To that end, the author has come up with an original work on the Four Pawns Attack, in which White eagerly grabs all of the space on offer and plans to push Black off the other end of the board.



About the structure of his Book

Modern Benoni Pawn Structures

King’s Indian Defence and Volga Pawn Structures

Modern Defence and Other Rare Move Orders

The trademark Chess Stars format is used for the main coverage, with each system analysed over the course of three section; namely:

‘Quick Repertoire’

‘Step by Step’

‘Complete Games’

The author believes there are many improvements to previously published material. ‘I feel the current theory of the FPA is totally messed up if not entirely wrong’ and has confidence in his new ammunition: ‘I hope it will cause considerable headache to Black players.’

Perhaps the most critical line of all arises after the following sequence:

1.d4 Nf6 2.c4 g6 3.Nc3 Bg7 4.e4 d6 5.f4 c5 6.d5 0–0 7.Nf3 e6 8.Be2 exd5 9.cxd5 Re8

It is here that the book’s worth will stand or fall. The author has invested a lot of time and effort in his quest to kill this particular branch of the K.I.D.

‘This whole part is based solely on my original analysis, so do not wonder about the absence of references to other games. The reason to write this book is that I want to propose a new approach to this variation.’

10.e5 dxe5 11.fxe5 Ng4 12.e6! fxe6 13.d6!

Several advantages are stated to support the suggested approach. In summary, these are:

1. It is unexplored

2. It has very sound positional foundation

3. It has been extensively checked with the latest chess engines

4. It has been tested in blitz games

The Four Pawn Attack is definitely not for the faint hearted. Will White end up being hopelessly overextended or will Black be smashed off the board? This book hopes the former will be the case.

Time and again, examples are given in which the black squares around the enemy King prove to fatally weak. Here’s an easy demonstration:

18 Qxd4!! cxd4 19 Bxg4 Qa4 20 b3

The latter part of the book looks at related Black systems and move orders which make it awkward for White to get into a Four Pawn Attack.

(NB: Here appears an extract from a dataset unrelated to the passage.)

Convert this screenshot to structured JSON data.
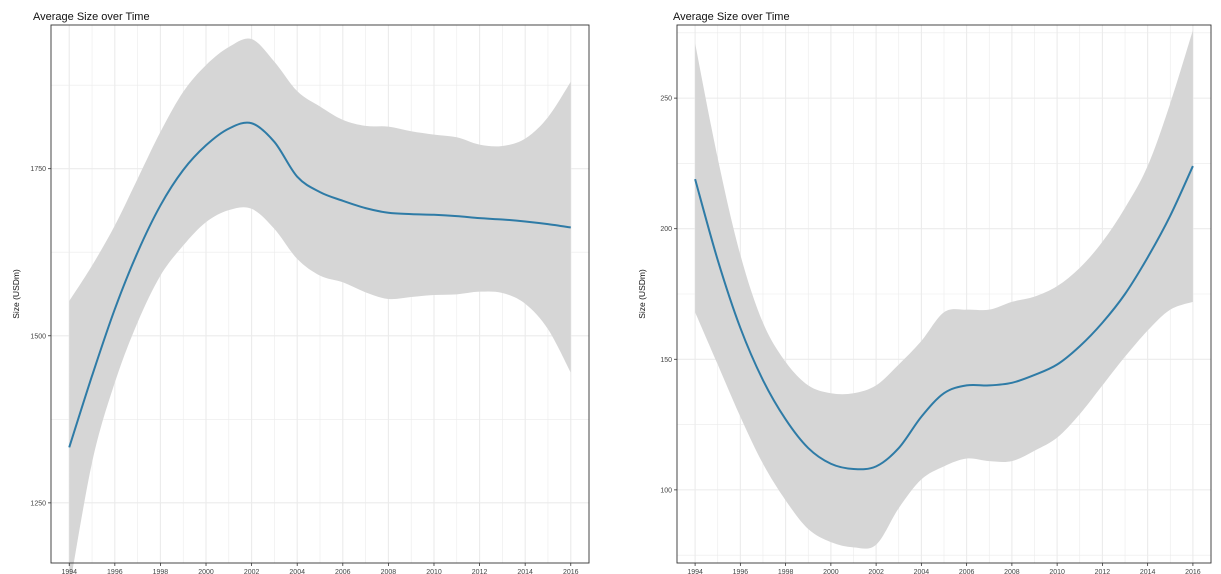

‘The best part of having the FPA in one’s repertoire is that Black will often try to outsmart you with tricky move orders and second grade systems which commonly delay …Nf6 or …g6. They are called ‘Modern’, but perhaps ‘Dubious’ would have been a more appropriate name.’

Here, the general strategy is not to try and blow Black away in short order; the emphasis is more building and maintaining a solid positional advantage based on the natural territorial gains.

I often try out book lines against chess engines and was surprised to see Fritz fall into the trap given on page 76. It was only a three minute game but it does show the danger Black can easily slip into.

1.d4 Nf6 2.c4 g6 3.Nc3 Bg7 4.e4 d6 5.f4 0–0 6.Nf3 c5 7.d5 b5 8.cxb5 a6 9.a4 Qa5 10.Bd2 Qb4 11.Qc2

‘Black can easily lose his Queen’ says the book, and so it came to pass...

11 …axb5 12.Bxb5 Ba6 13.e5 dxe5 14.fxe5 Ng4 15.Nd1

….and White won easily.

As usual with original analysis, everything needs to be tried out over the board in serious games to give it a thorough testing. Killing the King’s Indian Defence is no easy matter but Semko Semkov provides plenty of food for thought.